Role Summary:
The Observability Architect is responsible for designing and implementing a holistic observability architecture that enables full-stack visibility, real-time insights, and predictive intelligence across the CCC ecosystem. This role plays a pivotal part in the AIOps transformation, driving unified telemetry, data correlation, and integration with automation workflows.
The architect must bring hands-on experience with AIOps-centric observability solutions and deep expertise in both infrastructure and application performance monitoring.
Key Responsibilities:
- Design the observability reference architecture supporting logs, metrics, traces, events, synthetic and real-user monitoring (RUM) across hybrid infrastructure.
- Architect and deploy observability pipelines that integrate key platforms:
- Dynatrace (full-stack monitoring and AIOps analytics)
- Splunk (infrastructure monitoring, log aggregation, anomaly detection)
- BMC TSOM (TrueSight Operations Management)
- BMC MainView (mainframe telemetry)
- SolarWinds (network and system-level visibility)
- Enable event correlation and noise reduction mechanisms, integrating telemetry streams into ServiceNow Event Management or other manager-of-manager platforms.
- Support deployment of AIOps features such as automatic root cause analysis, predictive alerting, and intelligent incident triage.
- Define and implement dashboards, KPIs, and SLOs/SLIs in tools like Grafana, Dynatrace, and Splunk ITSI.
- Collaborate with the ServiceNow Architect to ensure observability data feeds are aligned with CMDB and service models.

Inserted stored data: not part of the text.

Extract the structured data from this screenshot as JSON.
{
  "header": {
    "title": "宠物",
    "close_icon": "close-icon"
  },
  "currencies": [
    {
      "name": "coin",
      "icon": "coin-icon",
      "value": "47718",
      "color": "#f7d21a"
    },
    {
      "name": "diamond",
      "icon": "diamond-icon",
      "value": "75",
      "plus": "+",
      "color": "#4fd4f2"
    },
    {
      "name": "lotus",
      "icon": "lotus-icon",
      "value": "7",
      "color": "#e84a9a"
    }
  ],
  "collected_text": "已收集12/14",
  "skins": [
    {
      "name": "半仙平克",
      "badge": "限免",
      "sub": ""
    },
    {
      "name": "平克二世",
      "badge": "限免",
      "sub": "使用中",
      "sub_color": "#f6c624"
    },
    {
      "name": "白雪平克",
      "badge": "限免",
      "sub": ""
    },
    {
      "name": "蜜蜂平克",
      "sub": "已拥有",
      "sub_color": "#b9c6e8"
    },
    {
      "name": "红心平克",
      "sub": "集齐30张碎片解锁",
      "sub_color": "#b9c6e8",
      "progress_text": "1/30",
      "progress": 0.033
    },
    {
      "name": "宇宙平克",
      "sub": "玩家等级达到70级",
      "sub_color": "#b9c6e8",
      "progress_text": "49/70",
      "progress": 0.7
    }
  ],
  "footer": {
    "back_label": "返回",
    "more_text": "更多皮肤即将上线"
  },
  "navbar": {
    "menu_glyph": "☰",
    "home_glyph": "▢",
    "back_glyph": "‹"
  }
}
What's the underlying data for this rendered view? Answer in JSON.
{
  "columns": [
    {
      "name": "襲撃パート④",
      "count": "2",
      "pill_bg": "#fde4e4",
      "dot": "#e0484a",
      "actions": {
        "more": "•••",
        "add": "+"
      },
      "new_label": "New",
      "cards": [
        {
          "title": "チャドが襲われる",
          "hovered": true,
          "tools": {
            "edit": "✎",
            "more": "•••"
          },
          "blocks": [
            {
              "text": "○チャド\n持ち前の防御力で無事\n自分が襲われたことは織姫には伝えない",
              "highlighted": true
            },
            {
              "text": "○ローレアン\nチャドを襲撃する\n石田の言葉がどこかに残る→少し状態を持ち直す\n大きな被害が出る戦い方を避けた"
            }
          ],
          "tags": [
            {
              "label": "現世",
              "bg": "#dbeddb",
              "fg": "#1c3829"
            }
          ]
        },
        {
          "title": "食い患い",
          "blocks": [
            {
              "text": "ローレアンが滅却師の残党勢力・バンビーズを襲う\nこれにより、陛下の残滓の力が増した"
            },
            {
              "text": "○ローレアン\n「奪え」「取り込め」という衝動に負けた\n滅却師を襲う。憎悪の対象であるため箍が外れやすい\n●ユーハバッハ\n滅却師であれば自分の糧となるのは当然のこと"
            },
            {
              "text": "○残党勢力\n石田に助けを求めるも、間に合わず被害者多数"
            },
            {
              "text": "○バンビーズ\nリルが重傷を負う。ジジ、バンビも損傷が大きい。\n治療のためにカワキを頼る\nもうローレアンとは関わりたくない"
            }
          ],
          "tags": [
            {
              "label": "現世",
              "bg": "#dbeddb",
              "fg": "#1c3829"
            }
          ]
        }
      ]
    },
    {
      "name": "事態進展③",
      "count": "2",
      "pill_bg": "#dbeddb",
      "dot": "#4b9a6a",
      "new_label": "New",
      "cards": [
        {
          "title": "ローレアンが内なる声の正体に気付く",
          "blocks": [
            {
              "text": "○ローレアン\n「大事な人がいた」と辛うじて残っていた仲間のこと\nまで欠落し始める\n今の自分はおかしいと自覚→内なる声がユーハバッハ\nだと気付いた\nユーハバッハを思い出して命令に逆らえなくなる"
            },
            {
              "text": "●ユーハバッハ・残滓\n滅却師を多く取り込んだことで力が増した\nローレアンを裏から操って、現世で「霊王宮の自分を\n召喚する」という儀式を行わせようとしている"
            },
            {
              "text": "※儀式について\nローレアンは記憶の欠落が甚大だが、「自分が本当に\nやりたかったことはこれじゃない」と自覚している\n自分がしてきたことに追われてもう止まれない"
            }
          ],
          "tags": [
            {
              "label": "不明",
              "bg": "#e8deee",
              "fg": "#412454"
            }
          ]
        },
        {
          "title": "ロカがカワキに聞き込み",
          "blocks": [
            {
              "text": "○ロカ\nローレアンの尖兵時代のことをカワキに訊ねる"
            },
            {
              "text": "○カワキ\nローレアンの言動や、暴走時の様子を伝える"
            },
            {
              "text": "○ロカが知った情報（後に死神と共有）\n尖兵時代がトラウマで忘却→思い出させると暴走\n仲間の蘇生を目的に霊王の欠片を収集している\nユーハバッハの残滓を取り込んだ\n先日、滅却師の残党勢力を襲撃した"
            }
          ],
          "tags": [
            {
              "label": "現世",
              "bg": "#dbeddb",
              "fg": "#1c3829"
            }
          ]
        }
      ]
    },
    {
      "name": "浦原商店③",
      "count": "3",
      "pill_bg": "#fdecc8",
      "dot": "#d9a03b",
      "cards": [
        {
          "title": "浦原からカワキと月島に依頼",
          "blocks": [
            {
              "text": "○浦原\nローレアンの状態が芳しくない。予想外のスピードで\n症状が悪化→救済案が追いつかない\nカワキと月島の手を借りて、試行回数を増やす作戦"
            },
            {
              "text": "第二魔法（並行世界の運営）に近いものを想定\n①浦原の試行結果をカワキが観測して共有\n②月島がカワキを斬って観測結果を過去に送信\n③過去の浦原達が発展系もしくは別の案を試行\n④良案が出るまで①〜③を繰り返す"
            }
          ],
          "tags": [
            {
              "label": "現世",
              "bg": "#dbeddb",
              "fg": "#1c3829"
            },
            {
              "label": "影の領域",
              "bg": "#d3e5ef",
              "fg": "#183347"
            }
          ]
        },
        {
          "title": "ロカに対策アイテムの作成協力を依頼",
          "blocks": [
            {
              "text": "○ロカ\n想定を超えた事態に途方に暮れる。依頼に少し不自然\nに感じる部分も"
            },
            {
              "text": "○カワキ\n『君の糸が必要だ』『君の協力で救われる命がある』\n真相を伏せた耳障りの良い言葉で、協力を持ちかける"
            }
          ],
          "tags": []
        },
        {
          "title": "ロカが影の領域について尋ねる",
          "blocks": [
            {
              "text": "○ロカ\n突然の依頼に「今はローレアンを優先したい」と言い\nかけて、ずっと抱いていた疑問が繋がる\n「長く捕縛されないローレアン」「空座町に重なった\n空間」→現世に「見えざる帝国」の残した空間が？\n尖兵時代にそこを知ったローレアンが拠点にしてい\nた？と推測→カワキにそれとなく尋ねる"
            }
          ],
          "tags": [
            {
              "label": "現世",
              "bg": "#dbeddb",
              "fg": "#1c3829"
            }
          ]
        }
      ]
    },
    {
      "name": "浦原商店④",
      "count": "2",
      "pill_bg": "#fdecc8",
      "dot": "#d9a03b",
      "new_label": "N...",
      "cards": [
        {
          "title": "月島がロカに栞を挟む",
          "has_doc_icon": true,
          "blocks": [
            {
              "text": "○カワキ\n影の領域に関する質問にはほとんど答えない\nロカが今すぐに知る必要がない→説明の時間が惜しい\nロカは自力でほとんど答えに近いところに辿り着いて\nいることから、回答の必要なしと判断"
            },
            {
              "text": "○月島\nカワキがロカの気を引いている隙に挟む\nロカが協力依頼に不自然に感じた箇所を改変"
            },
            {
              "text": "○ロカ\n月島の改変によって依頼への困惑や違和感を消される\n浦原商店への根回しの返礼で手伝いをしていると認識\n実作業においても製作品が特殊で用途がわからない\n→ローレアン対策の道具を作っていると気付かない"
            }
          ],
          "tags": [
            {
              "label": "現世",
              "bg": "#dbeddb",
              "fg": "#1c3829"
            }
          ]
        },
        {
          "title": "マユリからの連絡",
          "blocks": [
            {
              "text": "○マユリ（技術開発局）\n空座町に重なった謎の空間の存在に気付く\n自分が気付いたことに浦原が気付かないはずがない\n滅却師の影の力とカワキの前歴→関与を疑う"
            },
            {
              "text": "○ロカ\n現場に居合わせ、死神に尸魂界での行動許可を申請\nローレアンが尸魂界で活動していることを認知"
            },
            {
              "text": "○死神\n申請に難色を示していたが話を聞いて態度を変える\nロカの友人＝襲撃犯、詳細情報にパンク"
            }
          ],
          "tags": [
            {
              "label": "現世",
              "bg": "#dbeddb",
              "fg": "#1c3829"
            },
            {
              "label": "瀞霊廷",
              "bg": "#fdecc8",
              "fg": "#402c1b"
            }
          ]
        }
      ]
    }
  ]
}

- Ensure data normalization and enrichment strategies enable meaningful business-impact insights.
Requirements
- 8–12 years of experience in observability engineering, enterprise monitoring, or AIOps platform architecture.
- Proven delivery experience in AIOps transformation projects across large-scale, hybrid environments.
- Deep technical knowledge and implementation experience in:
- Dynatrace (full-stack, synthetic, AIOps)
- Splunk Infrastructure Monitoring & Log Management
- BMC TSOM & MainView
- SolarWinds (NPM, SAM)
- Grafana / Prometheus
- Strong understanding of OpenTelemetry, data correlation patterns, and AI/ML-driven observability.
- Familiarity with integrating observability stacks into automation engines and ITSM platforms.
- ITIL and Dynatrace/Splunk/BMC certifications are preferred.